Thursday, November 10, 2011From an article by Bill Sills on Bloomberg.com:
Fossil-fuel consumers worldwide received about six times more government subsidies than were given to the renewable-energy industry, according to the chief adviser to oil-importing nations.
State spending to cut retail prices of gasoline, coal and natural gas rose 36 percent to $409 billion as global energy costs increased, the Paris-based International Energy Agency said today in its World Energy Outlook. Aid for biofuels, wind power and solar energy, rose 10 percent to $66 billion.
While fossil fuels meet about 80 percent of world energy demand, its subsidies are “creating market distortions that encourage wasteful consumption,” the agency said. “The costs of subsidies to fossil fuels generally outweigh the benefits.”
. . . While governments argue that fossil fuel subsidies are designed to help the poorest members of society, they generally fail to meet that goal, the IEA said.

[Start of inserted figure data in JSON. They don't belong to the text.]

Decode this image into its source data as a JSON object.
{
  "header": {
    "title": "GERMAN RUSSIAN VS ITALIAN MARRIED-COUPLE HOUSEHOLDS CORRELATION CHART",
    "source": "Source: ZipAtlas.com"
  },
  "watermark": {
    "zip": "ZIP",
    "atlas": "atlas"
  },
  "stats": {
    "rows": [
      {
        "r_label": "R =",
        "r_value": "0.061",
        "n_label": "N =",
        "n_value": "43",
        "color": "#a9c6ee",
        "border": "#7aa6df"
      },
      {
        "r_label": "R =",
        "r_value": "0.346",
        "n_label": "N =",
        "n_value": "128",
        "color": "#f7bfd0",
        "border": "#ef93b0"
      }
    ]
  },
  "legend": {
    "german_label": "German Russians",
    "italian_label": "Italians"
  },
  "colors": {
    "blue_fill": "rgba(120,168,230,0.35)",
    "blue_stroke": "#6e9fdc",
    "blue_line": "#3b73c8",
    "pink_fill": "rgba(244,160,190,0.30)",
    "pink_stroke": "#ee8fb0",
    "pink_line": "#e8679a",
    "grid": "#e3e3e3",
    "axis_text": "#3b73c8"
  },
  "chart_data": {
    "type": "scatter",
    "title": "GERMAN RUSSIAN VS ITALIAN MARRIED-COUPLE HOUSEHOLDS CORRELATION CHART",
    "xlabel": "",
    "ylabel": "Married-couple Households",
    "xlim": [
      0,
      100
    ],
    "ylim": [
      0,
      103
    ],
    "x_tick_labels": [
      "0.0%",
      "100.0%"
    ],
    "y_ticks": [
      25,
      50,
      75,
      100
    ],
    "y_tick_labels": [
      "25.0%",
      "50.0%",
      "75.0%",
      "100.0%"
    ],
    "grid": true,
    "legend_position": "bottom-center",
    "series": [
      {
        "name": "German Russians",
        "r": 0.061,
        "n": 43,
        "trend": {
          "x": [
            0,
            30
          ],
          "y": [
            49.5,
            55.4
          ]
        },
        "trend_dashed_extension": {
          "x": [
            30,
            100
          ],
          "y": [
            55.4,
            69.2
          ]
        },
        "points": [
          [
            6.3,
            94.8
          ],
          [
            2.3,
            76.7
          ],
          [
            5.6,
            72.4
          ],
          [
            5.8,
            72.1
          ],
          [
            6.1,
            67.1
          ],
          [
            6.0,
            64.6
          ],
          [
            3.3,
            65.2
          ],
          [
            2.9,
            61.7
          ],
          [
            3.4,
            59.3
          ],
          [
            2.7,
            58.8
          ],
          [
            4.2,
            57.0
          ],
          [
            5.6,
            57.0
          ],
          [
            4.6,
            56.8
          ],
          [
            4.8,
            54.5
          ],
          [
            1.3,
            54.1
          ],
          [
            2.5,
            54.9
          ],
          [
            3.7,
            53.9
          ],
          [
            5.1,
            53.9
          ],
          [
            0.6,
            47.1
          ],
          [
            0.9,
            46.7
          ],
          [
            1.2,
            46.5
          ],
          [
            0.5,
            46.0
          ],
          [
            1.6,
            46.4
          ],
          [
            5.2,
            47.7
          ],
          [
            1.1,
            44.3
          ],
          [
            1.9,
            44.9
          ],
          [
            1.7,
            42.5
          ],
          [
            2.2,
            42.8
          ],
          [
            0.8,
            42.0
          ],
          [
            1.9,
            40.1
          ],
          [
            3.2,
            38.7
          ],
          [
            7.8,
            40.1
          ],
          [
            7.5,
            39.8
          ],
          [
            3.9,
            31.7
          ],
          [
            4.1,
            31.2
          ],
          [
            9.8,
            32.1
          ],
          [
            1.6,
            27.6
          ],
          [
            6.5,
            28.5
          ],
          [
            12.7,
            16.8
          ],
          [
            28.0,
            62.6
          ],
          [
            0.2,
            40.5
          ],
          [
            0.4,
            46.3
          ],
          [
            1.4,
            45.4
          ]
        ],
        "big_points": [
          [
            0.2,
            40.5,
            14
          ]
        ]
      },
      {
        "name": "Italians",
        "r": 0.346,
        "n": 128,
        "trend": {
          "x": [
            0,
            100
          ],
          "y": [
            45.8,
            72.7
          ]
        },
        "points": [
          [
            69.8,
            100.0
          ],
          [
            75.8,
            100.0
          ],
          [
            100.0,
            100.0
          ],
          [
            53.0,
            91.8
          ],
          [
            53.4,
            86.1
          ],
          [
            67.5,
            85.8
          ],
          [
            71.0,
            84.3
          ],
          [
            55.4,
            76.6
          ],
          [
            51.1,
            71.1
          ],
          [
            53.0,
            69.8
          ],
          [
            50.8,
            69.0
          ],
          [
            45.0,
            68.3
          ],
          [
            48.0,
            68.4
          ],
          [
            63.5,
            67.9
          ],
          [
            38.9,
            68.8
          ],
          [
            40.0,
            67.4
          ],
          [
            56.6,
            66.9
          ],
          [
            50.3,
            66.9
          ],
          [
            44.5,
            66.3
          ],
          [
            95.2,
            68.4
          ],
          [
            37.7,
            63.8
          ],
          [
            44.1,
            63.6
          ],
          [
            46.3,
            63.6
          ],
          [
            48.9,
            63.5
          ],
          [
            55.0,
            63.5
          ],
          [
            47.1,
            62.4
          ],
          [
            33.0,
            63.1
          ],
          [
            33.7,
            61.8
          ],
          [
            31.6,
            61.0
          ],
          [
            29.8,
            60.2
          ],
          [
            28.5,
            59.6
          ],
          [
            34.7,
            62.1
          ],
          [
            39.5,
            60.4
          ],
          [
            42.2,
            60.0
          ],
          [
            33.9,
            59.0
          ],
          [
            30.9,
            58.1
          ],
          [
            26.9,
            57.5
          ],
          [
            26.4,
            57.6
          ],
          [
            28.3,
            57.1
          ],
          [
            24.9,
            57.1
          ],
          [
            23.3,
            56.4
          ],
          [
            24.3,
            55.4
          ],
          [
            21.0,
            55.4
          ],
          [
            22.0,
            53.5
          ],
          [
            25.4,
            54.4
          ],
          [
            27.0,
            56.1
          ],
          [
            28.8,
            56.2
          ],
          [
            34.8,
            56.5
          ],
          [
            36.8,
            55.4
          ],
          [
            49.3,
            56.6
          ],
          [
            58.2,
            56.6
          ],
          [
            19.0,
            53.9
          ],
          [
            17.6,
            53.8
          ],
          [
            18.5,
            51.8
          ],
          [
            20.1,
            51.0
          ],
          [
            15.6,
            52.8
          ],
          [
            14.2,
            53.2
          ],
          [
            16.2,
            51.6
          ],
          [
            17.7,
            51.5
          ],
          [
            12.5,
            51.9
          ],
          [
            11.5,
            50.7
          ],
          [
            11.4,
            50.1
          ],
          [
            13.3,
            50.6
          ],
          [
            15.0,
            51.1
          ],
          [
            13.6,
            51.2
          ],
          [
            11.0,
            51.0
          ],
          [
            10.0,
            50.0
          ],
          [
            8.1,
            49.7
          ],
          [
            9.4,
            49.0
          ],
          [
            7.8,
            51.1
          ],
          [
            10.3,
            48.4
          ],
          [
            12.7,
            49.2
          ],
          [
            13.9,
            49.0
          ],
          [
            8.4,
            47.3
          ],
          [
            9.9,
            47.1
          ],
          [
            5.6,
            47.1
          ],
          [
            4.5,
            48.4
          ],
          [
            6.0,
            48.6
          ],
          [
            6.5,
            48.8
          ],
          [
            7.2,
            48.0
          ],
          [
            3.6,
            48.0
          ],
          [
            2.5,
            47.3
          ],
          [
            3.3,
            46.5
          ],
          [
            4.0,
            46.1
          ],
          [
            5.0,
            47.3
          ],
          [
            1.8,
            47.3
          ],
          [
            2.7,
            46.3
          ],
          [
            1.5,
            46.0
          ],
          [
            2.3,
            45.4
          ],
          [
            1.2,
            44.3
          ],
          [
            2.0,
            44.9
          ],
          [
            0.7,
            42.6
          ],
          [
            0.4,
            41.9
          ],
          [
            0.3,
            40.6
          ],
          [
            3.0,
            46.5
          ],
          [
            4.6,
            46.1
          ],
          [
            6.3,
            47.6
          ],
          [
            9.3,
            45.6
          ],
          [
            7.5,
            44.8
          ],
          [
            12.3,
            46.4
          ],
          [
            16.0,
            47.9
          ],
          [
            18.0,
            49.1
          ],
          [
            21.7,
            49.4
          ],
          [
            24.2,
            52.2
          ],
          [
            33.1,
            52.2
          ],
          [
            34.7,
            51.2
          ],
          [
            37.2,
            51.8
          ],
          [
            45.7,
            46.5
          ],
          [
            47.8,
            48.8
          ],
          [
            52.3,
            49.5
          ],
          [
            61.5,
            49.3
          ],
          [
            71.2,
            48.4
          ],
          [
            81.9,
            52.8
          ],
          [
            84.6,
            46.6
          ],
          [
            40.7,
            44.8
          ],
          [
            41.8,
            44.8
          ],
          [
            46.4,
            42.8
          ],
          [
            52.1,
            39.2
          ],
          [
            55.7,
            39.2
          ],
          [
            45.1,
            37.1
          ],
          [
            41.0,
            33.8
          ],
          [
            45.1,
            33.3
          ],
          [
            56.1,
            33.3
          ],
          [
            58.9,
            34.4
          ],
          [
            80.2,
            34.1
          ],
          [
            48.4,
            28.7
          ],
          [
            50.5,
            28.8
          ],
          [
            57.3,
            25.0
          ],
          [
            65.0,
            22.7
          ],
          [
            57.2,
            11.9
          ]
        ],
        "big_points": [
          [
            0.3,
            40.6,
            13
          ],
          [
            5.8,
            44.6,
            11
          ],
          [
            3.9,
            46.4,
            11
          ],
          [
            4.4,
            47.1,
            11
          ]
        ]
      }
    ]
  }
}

Just 8 percent of aid reached the poorest 20 percent of each country’s population last year.
“Fossil-fuel subsidies as presently constituted tend to be regressive, disproportionately benefiting higher income groups that can afford higher levels of fuel consumption,” the report said. “Social welfare programs are a more effective and less distortionary way of helping the poor than energy subsidies.”